Beyoğlu’ndaki müzik ve masa sorunları tatlıya bağlanmalı

Beyoğlu her zaman farklı bir semt olma özelliğini taşır.

Kozmopolit İstanbul’un kendine özgü ve diğer semtlerden farklı bir ortamı Beyoğlu’nda kendini gösterir.

Son günlerde iki sorun herkesin kafasında çözülmeyi bekliyor.

Biri meyhanelerin, lokantaların, kafelerin önüne konulan masa ve iskemleler, diğeri de sokak müzikçilerinin durumu.

Ben müzikçiler konusundaki düşüncemi yazmıştım, sokağa ses rengi verenler, caddenin gürültüsünü müzikal bir ahenge çevirenler gereklidir.

Ne var ki, herkes özgürlüğün sınırlarını baştan öğrenmeli ve sonra da ona göre uygulamalı.

Aziz Nesin’in bir yazısını hiç unutmam.

Özgürsünüz lafının arkasından, hep şu soruyu sormaya alışığız derdi, ama ne kadar, nereye kadar.

Ben Türkiye’de her zaman bu soruyu sorarım, sonradan zararı büyük sürprizlerle karşılaşmayayım diye.

Ayrıca biz bir hakkın nasıl kullanılacağını da sormayız, yavaş yavaş yasanın o maddesini kendimizce yorumlamaya başlarız. Böylece her vatandaştan bir içtihat çıkar ortaya.
* * *
Başka açıdan da tedirginlik duyarım. Belirsizlik beni en çok rahatsız eden durumdur.

Bizim gibi ülkelerde yasalara çok dikkat etmelisiniz. Çünkü başka bir ülkede, yasayı uygulamadığınız anda, yasa koyucusu ya da uygulayıcısı karşınıza çıkar ve sizi hukuk kuralları içinde hizaya getirir. (Bu sözü bizim hayatımız için daha uygun buldum.)

Küçük miktarda vergi kaçırmayı, aidatı ödememeyi kâr sayarız, kimse ilgilenmediği için de başımıza bir şey geleceğini düşünmeyiz.

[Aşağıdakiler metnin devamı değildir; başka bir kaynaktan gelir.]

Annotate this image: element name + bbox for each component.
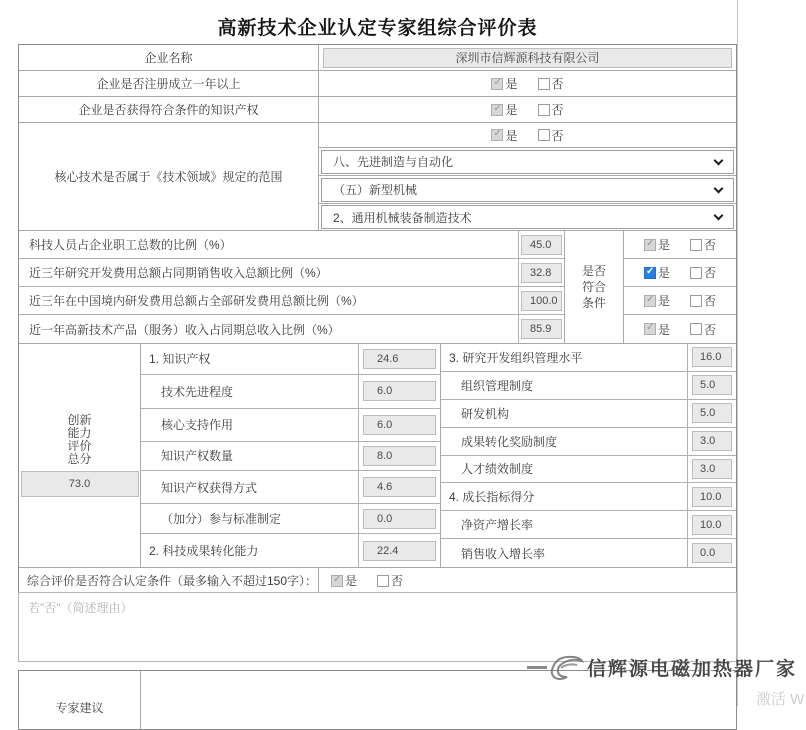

Atlattığımızı sanırız.

Öyle bir yasa uygulaması ile karşılaşır, birkaç kuruş kâr ettiğimizi sandığımız olaydan öyle bir zararla çıkarız ki bir daha başımıza gelmesin diye, tövbekâr oluruz.

Yalnız bizim vatandaş olarak tavrımız bu da devletin, yerel yönetimlerin davranışı, anlayışı, tarzı farklı mı?

Zaten farklı olsa bizi yönetenler de yasanın kuralları içinde kalıp, gündelik yorumlara itibar etmese biz de böyle olmayız.

Kısacası bu durumlarda, soruna ben iki tarafın açısından bakacağım; hem belediyenin hem de bu karardan zarar görenlerin.

Tarafların dile getirdiği bir şey var: Anlatıldığına göre belediye, bu uygulamadan şimdiye kadar bu ısrarcı tutumuyla kimseye bahsetmediği gibi, uyardığı zaman hoşgörülü davranmış. İşgaliye ödeyen herkese masa hakkı tanımış. Sonra bunun sonsuza kadar bir hak olmadığını dile getirmiş.

Ben sokaklarda, caddelerde masalardan rahatsız olmam. Ama oradan geçemeyenlerin de düşüncelerini öğrenmek isterim. Zira belediyeye sözlü ve yazılı birçok şikâyetin de gittiği söyleniyor. İşin bir de bu tarafı var.

Bana oradakilerin anlattığının yanı sıra Beyoğlu Belediye Başkanı Ahmet Misbah Demircan’ın da düşüncelerini, görüşlerini yansıtacağım.
* * *
Dilerim, Beyoğlu eski düzenine kavuşur.

Belediye Başkanı ile esnaf da anlaşır. İstanbul’un önemli dokuya sahip muhitlerinden birisini ‘insansız’ ve ‘sessiz’ hale getirmek kimseye fayda sağlamayacaktır.